The program provides a production-grade, controlled environment for issuers to validate how AI-agent transactions work, using Visa's foundational capabilities like tokenization, identity verification, and risk management. The initial Hong Kong partners include Bank of China (Hong Kong), DBS Bank, Hang Seng Bank, HSBC, Reap, Standard Chartered, and the virtual bank ZA Bank. The program is part of a broader rollout across 10 Asia-Pacific markets.
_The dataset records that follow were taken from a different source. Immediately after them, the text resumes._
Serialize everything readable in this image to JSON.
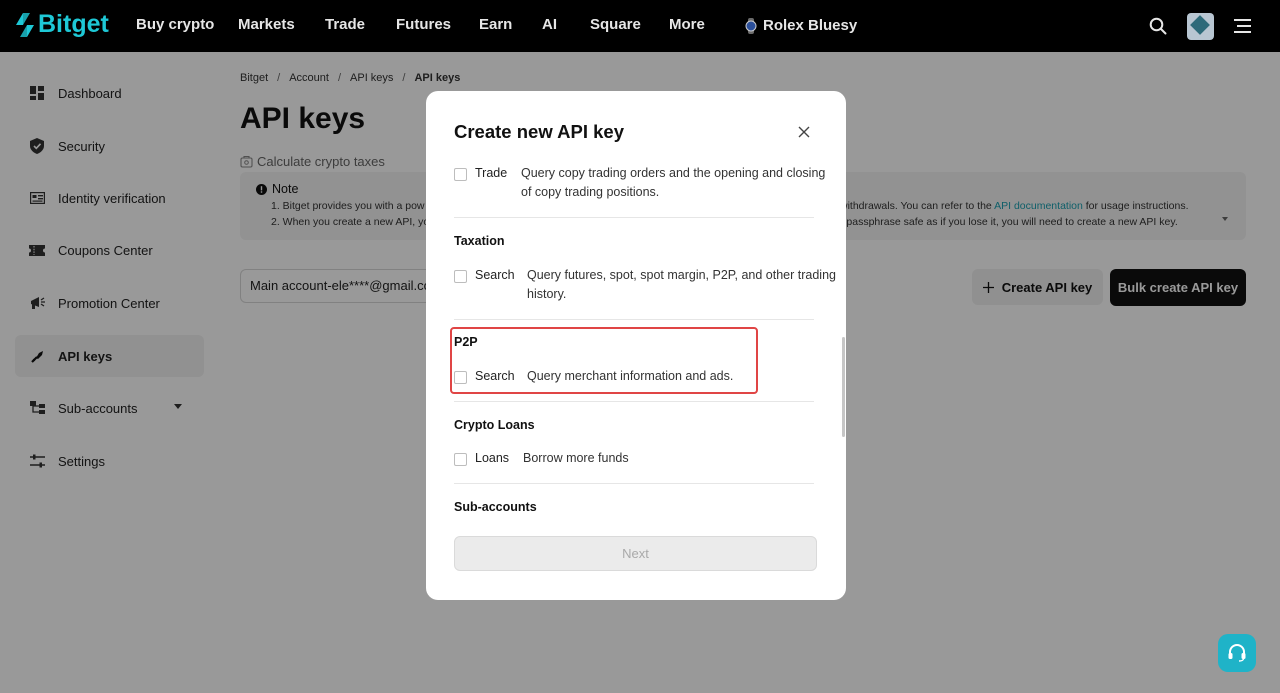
{
  "brand": {
    "name": "Bitget",
    "accent": "#1ec8d6"
  },
  "nav": {
    "items": [
      "Buy crypto",
      "Markets",
      "Trade",
      "Futures",
      "Earn",
      "AI",
      "Square",
      "More",
      "Rolex Bluesy"
    ]
  },
  "sidebar": {
    "items": [
      {
        "label": "Dashboard",
        "icon": "dashboard-icon"
      },
      {
        "label": "Security",
        "icon": "shield-icon"
      },
      {
        "label": "Identity verification",
        "icon": "id-card-icon"
      },
      {
        "label": "Coupons Center",
        "icon": "coupon-icon"
      },
      {
        "label": "Promotion Center",
        "icon": "megaphone-icon"
      },
      {
        "label": "API keys",
        "icon": "api-key-icon"
      },
      {
        "label": "Sub-accounts",
        "icon": "sub-accounts-icon"
      },
      {
        "label": "Settings",
        "icon": "sliders-icon"
      }
    ]
  },
  "breadcrumb": {
    "items": [
      "Bitget",
      "Account",
      "API keys",
      "API keys"
    ],
    "separator": "/"
  },
  "page": {
    "title": "API keys",
    "calc_link": "Calculate crypto taxes",
    "note": {
      "title": "Note",
      "line1_start": "1.  Bitget provides you with a pow",
      "line1_end": "withdrawals. You can refer to the",
      "line1_link": "API documentation",
      "line1_tail": "for usage instructions.",
      "line2_start": "2.  When you create a new API, yo",
      "line2_end": "r passphrase safe as if you lose it, you will need to create a new API key."
    },
    "account_select": "Main account-ele****@gmail.com",
    "create_button": "Create API key",
    "bulk_button": "Bulk create API key"
  },
  "modal": {
    "title": "Create new API key",
    "trade_row": {
      "label": "Trade",
      "desc_line1": "Query copy trading orders and the opening and closing",
      "desc_line2": "of copy trading positions."
    },
    "groups": {
      "taxation": {
        "title": "Taxation",
        "label": "Search",
        "desc_line1": "Query futures, spot, spot margin, P2P, and other trading",
        "desc_line2": "history."
      },
      "p2p": {
        "title": "P2P",
        "label": "Search",
        "desc": "Query merchant information and ads."
      },
      "crypto_loans": {
        "title": "Crypto Loans",
        "label": "Loans",
        "desc": "Borrow more funds"
      },
      "sub_accounts": {
        "title": "Sub-accounts"
      }
    },
    "next_button": "Next",
    "highlight_color": "#e04545"
  }
}
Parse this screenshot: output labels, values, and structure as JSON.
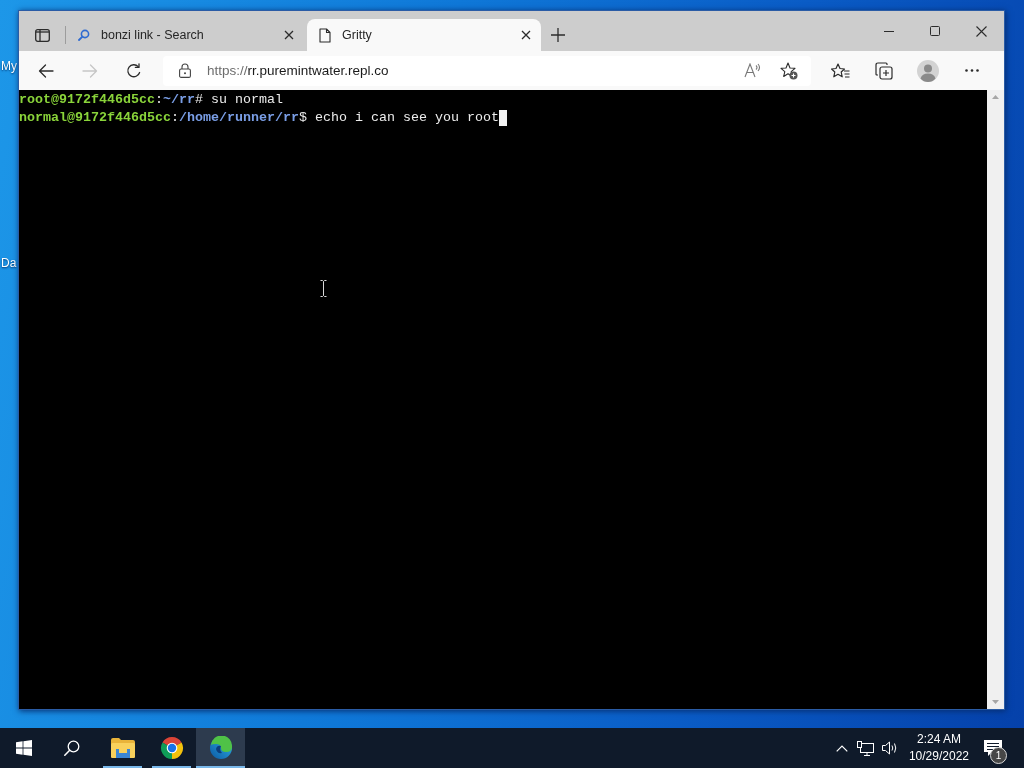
{
  "desktop": {
    "icons": [
      {
        "label": "My"
      },
      {
        "label": "Da"
      }
    ]
  },
  "browser": {
    "tabs": [
      {
        "kind": "search",
        "title": "bonzi link - Search",
        "selected": false
      },
      {
        "kind": "page",
        "title": "Gritty",
        "selected": true
      }
    ],
    "nav_buttons": [
      {
        "kind": "back",
        "disabled": false
      },
      {
        "kind": "forward",
        "disabled": true
      },
      {
        "kind": "refresh",
        "disabled": false
      }
    ],
    "address_bar": {
      "scheme": "https://",
      "host": "rr.puremintwater.repl.co"
    }
  },
  "terminal": {
    "lines": [
      {
        "user_host": "root@9172f446d5cc",
        "separator": ":",
        "path": "~/rr",
        "prompt": "#",
        "command": "su normal",
        "cursor": false
      },
      {
        "user_host": "normal@9172f446d5cc",
        "separator": ":",
        "path": "/home/runner/rr",
        "prompt": "$",
        "command": "echo i can see you root",
        "cursor": true
      }
    ]
  },
  "taskbar": {
    "apps": [
      {
        "kind": "file-explorer",
        "running": true,
        "selected": false
      },
      {
        "kind": "chrome",
        "running": true,
        "selected": false
      },
      {
        "kind": "edge",
        "running": true,
        "selected": true
      }
    ],
    "clock": {
      "time": "2:24 AM",
      "date": "10/29/2022"
    },
    "notifications": {
      "count": "1"
    }
  }
}
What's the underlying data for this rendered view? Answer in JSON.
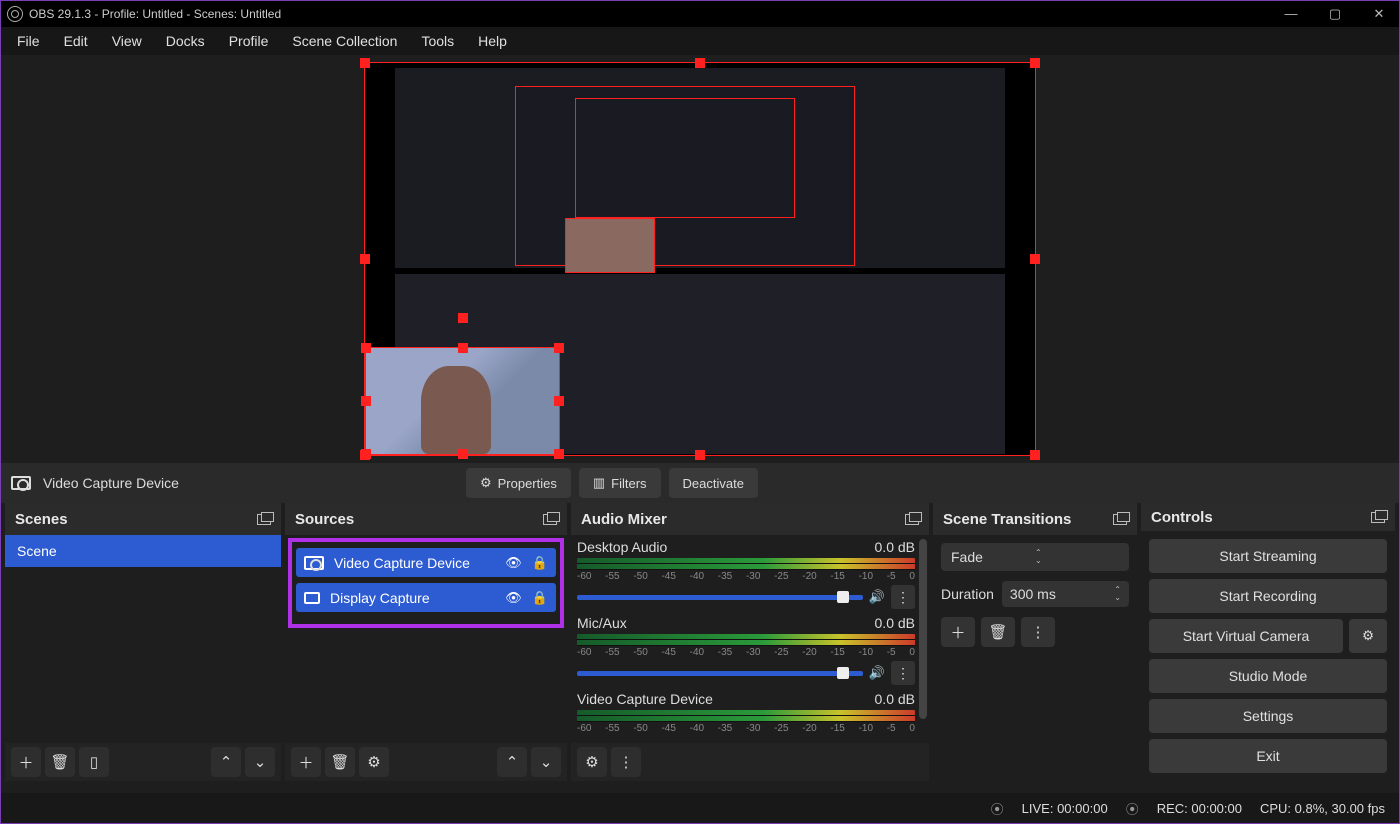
{
  "title": "OBS 29.1.3 - Profile: Untitled - Scenes: Untitled",
  "menubar": [
    "File",
    "Edit",
    "View",
    "Docks",
    "Profile",
    "Scene Collection",
    "Tools",
    "Help"
  ],
  "source_toolbar": {
    "current_source": "Video Capture Device",
    "properties_btn": "Properties",
    "filters_btn": "Filters",
    "deactivate_btn": "Deactivate"
  },
  "panels": {
    "scenes": {
      "title": "Scenes",
      "items": [
        "Scene"
      ]
    },
    "sources": {
      "title": "Sources",
      "items": [
        {
          "name": "Video Capture Device",
          "visible": true,
          "locked": false
        },
        {
          "name": "Display Capture",
          "visible": true,
          "locked": false
        }
      ]
    },
    "mixer": {
      "title": "Audio Mixer",
      "ticks": [
        "-60",
        "-55",
        "-50",
        "-45",
        "-40",
        "-35",
        "-30",
        "-25",
        "-20",
        "-15",
        "-10",
        "-5",
        "0"
      ],
      "channels": [
        {
          "name": "Desktop Audio",
          "level": "0.0 dB"
        },
        {
          "name": "Mic/Aux",
          "level": "0.0 dB"
        },
        {
          "name": "Video Capture Device",
          "level": "0.0 dB"
        }
      ]
    },
    "transitions": {
      "title": "Scene Transitions",
      "selected": "Fade",
      "duration_label": "Duration",
      "duration_value": "300 ms"
    },
    "controls": {
      "title": "Controls",
      "buttons": {
        "start_streaming": "Start Streaming",
        "start_recording": "Start Recording",
        "start_virtual_camera": "Start Virtual Camera",
        "studio_mode": "Studio Mode",
        "settings": "Settings",
        "exit": "Exit"
      }
    }
  },
  "statusbar": {
    "live": "LIVE: 00:00:00",
    "rec": "REC: 00:00:00",
    "cpu": "CPU: 0.8%, 30.00 fps"
  }
}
This initiative positions Visa to establish an early standard in the nascent field of agentic commerce, creating a potential competitive advantage. While transaction volume and revenue impact are not yet disclosed, the program's goal is to ensure Visa's network is prepared for a shift toward automated, programmable commerce. The move complements Visa's other future-focused payment initiatives, such as its recent addition of the Polygon blockchain for stablecoin settlement, which aims to reduce settlement times and costs for fintech issuers. By tackling both AI-driven front-end experiences and blockchain-based back-end settlement, Visa is building a multi-pronged strategy to maintain its central role in the payment ecosystem against competitors and emerging fintech players.
This article is for informational purposes only and does not constitute investment advice.